Sí, y más bobo yo por estar en Arden, pensó.
Tardó diez minutos en encontrar un teléfono y dos para hacerse con la tarjeta necesaria para poder utilizarlo. Ron Hazlehurst había estado esperando junto al teléfono con noticias de su contacto en la Sorbona, y estaba entusiasmado.
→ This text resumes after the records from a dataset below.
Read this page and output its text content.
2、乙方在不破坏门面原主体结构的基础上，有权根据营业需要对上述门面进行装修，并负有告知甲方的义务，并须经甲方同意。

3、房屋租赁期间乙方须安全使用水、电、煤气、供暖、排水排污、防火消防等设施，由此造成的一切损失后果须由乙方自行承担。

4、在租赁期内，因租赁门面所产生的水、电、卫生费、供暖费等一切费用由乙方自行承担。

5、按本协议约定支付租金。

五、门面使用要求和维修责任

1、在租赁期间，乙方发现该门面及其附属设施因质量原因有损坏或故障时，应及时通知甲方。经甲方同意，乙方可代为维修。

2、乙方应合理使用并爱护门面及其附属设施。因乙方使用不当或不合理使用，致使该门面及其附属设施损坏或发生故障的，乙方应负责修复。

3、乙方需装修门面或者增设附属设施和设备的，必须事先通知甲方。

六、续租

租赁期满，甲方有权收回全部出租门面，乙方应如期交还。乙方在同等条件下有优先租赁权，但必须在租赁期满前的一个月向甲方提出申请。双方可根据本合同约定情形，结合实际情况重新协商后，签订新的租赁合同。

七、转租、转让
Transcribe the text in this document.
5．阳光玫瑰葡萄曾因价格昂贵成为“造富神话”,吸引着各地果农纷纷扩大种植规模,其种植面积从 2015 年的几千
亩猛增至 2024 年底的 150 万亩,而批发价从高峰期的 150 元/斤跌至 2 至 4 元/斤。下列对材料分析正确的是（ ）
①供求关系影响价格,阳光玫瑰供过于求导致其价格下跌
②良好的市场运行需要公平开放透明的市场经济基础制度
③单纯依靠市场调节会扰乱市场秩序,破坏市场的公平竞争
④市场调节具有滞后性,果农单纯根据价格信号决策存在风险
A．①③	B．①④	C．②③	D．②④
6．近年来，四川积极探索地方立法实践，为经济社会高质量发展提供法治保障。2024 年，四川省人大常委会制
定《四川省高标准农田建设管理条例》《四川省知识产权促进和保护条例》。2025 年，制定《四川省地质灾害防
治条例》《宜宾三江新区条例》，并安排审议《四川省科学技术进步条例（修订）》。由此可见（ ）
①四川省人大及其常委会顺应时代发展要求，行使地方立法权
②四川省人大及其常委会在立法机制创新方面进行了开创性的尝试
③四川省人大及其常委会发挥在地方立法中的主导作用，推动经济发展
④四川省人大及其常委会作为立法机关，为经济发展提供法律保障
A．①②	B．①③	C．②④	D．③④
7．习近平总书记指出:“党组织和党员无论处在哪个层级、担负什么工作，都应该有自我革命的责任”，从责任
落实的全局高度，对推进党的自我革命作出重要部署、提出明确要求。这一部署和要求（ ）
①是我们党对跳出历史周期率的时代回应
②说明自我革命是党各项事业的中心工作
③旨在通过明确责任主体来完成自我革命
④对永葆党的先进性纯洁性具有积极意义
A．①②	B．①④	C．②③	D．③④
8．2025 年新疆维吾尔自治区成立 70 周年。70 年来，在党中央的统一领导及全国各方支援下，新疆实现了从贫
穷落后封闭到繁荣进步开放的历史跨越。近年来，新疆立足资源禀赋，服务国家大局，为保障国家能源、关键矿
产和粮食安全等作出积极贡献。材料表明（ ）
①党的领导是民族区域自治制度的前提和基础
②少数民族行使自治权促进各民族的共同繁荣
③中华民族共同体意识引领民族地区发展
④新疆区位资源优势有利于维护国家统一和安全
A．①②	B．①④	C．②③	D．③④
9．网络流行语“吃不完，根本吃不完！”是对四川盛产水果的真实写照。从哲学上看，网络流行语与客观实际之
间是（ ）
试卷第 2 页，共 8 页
—Se cuenta que existió un Second Folio en la colección de Versalles —dijo—, lo que respalda la idea de que la realeza francesa sentía gran interés por el drama inglés. La prueba no es concluyente y nadie parece saber dónde se encuentra ahora, pero incluso así sigo pensando que se trata de algo bastante extraordinario, ¿no le parece? De la desaparición, sin embargo, ni rastro.
Thomas sonrió por el término empleado por el sacristán, elegido (al parecer) por si se diera la circunstancia de que los teléfonos estuvieran intervenidos. No cabía duda de que Hazlehurst estaba disfrutando con la intriga.
—Desaparecieron muchas cosas cuando la revolución golpeó a las puertas de palacio. Parte fue víctima de saqueos, parte vendida de contrabando y parte destruida.
—Si fue víctima de un saqueo —dijo Thomas—, podría estar en cualquier parte o en ningún lugar.